Yes, I love and hate coding assistants. The parts I hate reflect my own knee-jerk response to the limitations of the tools as they are today. I would get pretty emotional about my hand-written code, too, when the compiler was all errors. The parts I love also tap into feelings that tie back into why I got into coding in the first place. It is rewarding to see my designs come to life and be able to share them with others. AI adoption has changed the design process in many ways, but it has not robbed me of the satisfaction that I feel from writing code.

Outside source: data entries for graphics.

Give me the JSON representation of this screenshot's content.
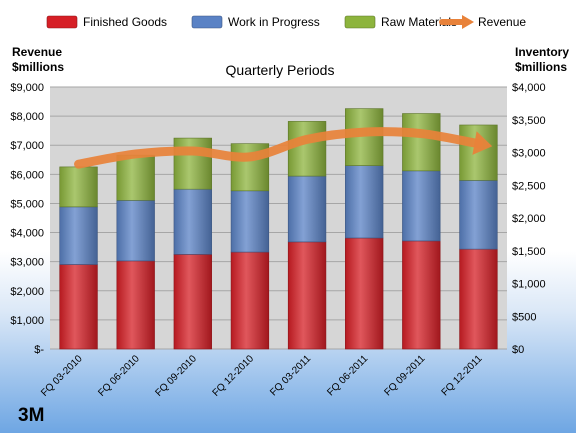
{
  "chart_data": {
    "type": "bar",
    "stacked": true,
    "title": "Quarterly Periods",
    "categories": [
      "FQ 03-2010",
      "FQ 06-2010",
      "FQ 09-2010",
      "FQ 12-2010",
      "FQ 03-2011",
      "FQ 06-2011",
      "FQ 09-2011",
      "FQ 12-2011"
    ],
    "series": [
      {
        "name": "Finished Goods",
        "color": "#d61f26",
        "axis": "right",
        "values": [
          1290,
          1345,
          1445,
          1480,
          1635,
          1695,
          1650,
          1525
        ]
      },
      {
        "name": "Work in Progress",
        "color": "#5a82c5",
        "axis": "right",
        "values": [
          880,
          925,
          995,
          935,
          1005,
          1105,
          1070,
          1050
        ]
      },
      {
        "name": "Raw Materials",
        "color": "#8db43d",
        "axis": "right",
        "values": [
          610,
          690,
          780,
          720,
          835,
          870,
          875,
          845
        ]
      }
    ],
    "line_series": {
      "name": "Revenue",
      "color": "#e8823a",
      "axis": "left",
      "values": [
        6350,
        6700,
        6800,
        6600,
        7200,
        7450,
        7400,
        7050
      ]
    },
    "left_axis": {
      "label_line1": "Revenue",
      "label_line2": "$millions",
      "ylim": [
        0,
        9000
      ],
      "ticks": [
        "$-",
        "$1,000",
        "$2,000",
        "$3,000",
        "$4,000",
        "$5,000",
        "$6,000",
        "$7,000",
        "$8,000",
        "$9,000"
      ]
    },
    "right_axis": {
      "label_line1": "Inventory",
      "label_line2": "$millions",
      "ylim": [
        0,
        4000
      ],
      "ticks": [
        "$0",
        "$500",
        "$1,000",
        "$1,500",
        "$2,000",
        "$2,500",
        "$3,000",
        "$3,500",
        "$4,000"
      ]
    },
    "legend_position": "top",
    "grid": true,
    "brand": "3M",
    "colors": {
      "plot_bg": "#d6d6d6",
      "grid": "#a6a6a6"
    }
  }
}
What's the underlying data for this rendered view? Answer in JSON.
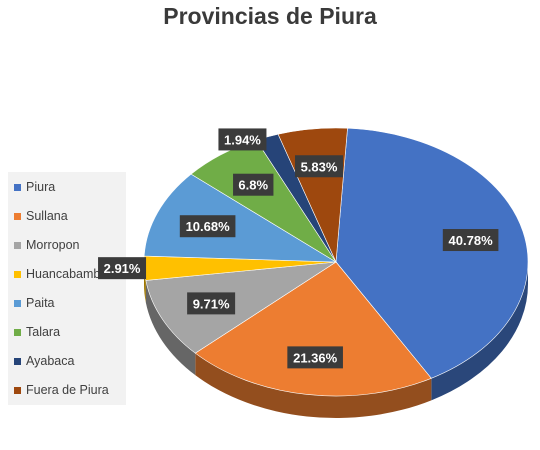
{
  "chart_data": {
    "type": "pie",
    "title": "Provincias de Piura",
    "categories": [
      "Piura",
      "Sullana",
      "Morropon",
      "Huancabamba",
      "Paita",
      "Talara",
      "Ayabaca",
      "Fuera de Piura"
    ],
    "values": [
      40.78,
      21.36,
      9.71,
      2.91,
      10.68,
      6.8,
      1.94,
      5.83
    ],
    "data_labels": [
      "40.78%",
      "21.36%",
      "9.71%",
      "2.91%",
      "10.68%",
      "6.8%",
      "1.94%",
      "5.83%"
    ],
    "colors": [
      "#4472c4",
      "#ed7d31",
      "#a5a5a5",
      "#ffc000",
      "#5b9bd5",
      "#70ad47",
      "#264478",
      "#9e480e"
    ],
    "legend_position": "left",
    "style": "3d"
  }
}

Remember that the AI does not decide what project we work on today, you do. You articulate the vision the goals. You review and critique. You decide what comes next, a new feature, more tests, or audits for code quality. At the end of the month, you pay the bill. The result reflects your intent and authorship, and it can reflect well or poorly upon you!

If the work is good, the value of your contribution may be diminished in the eyes of others because of AI assistance, but they won't be able to take away the fact that it is good. If the work is substandard, ultimately that is your problem, and then it doesn't matter how you did it. It's just bad. And whose fault is that? It's not the AI.